4:10 pm Presentation
“On the Promotion of Instabilities for Hydro-Kinetic Energy Harvesting Through Flexible Materials and Wave-Like Analogs”
Presented by DIEGO F. MURIEL (Prof. Katz)
The implementation of flexible materials for micro-energy harvesting is limited by the required high flow velocities to start exploitable oscillations. Initial configurations consist of membranes or plates with minimal or no induced curvature. Upon the action of an external flow, the harvester will oscillate presenting attractive possibilities for energy extraction. We demonstrate that forcing a plate into a wave-like deformation reduces minimum required flow velocities and provides consistent large amplitude oscillatory motions. First, we present the capacity to extract energy through a self-powered water pump, and second, we build a reduced-order model to explore the underlying physics. We show that the main driving mechanisms are a marginally stable deformation, a destabilizing effect of the compressive force, and an unsteady flow field that exists prior to the onset of large amplitude oscillatory motions. Our results open possibilities for new configurations of energy harvesters, and we argue the physical concepts can be translated to areas such as locomotion and propulsion.
4:35 pm Presentation
“Effect of Free-Stream Vortical Disturbances on Thermal Turbulent Boundary Layer”

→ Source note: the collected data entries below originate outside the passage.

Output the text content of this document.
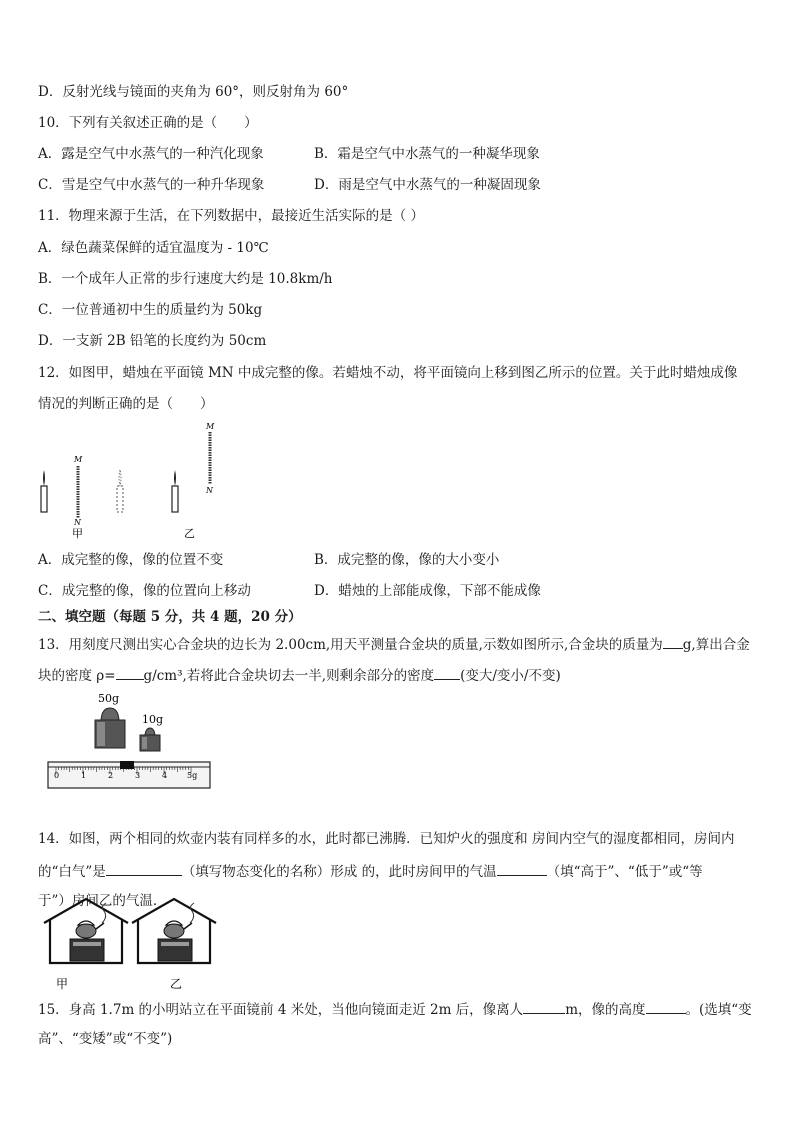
D．反射光线与镜面的夹角为 60°，则反射角为 60°
10．下列有关叙述正确的是（　　）
A．露是空气中水蒸气的一种汽化现象	B．霜是空气中水蒸气的一种凝华现象
C．雪是空气中水蒸气的一种升华现象	D．雨是空气中水蒸气的一种凝固现象
11．物理来源于生活，在下列数据中，最接近生活实际的是（ ）
A．绿色蔬菜保鲜的适宜温度为 - 10℃
B．一个成年人正常的步行速度大约是 10.8km/h
C．一位普通初中生的质量约为 50kg
D．一支新 2B 铅笔的长度约为 50cm
12．如图甲，蜡烛在平面镜 MN 中成完整的像。若蜡烛不动，将平面镜向上移到图乙所示的位置。关于此时蜡烛成像
情况的判断正确的是（　　）
M
N
甲
M
N
乙
A．成完整的像，像的位置不变	B．成完整的像，像的大小变小
C．成完整的像，像的位置向上移动	D．蜡烛的上部能成像，下部不能成像
二、填空题（每题 5 分，共 4 题，20 分）
13．用刻度尺测出实心合金块的边长为 2.00cm,用天平测量合金块的质量,示数如图所示,合金块的质量为 g,算出合金
块的密度 ρ= g/cm³,若将此合金块切去一半,则剩余部分的密度 (变大/变小/不变)
50g
10g
0	1	2	3	4 5g
14．如图，两个相同的炊壶内装有同样多的水，此时都已沸腾．已知炉火的强度和 房间内空气的湿度都相同，房间内
的“白气”是	（填写物态变化的名称）形成 的，此时房间甲的气温	（填“高于”、“低于”或“等
于”）房间乙的气温．
甲	乙
15．身高 1.7m 的小明站立在平面镜前 4 米处，当他向镜面走近 2m 后，像离人	m，像的高度	。(选填“变
高”、“变矮”或“不变”)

Presented by JIHO YOU (Prof. Zaki)
Direct numerical simulations are performed to examine the impact of free-stream vortical forcing on a thermal turbulent boundary layer. When the boundary layer is buffeted by the external perturbations, the wall heat-transfer rate is increased relative to the canonical configuration where the free stream is quiescent. The change in the Stanton number is attributed to the distortion of the base temperature profile and enhanced production of the scalar variance. Both terms are increased due to the wall-normal heat flux, which is itself a result of the enhanced Reynolds stresses in response to the free-stream vortical forcing. The enhanced production of temperature variance leads to the formation of high thermal fluctuations that are maintained in the forced flow. In addition, the free-stream disturbances modify the spectral content of the boundary layer, and enlarge the scales of the hydrodynamic and thermal structures in the logarithmic layer. Near the near wall, the thermal structures are also strengthened due to their modulation by the outer velocity motions.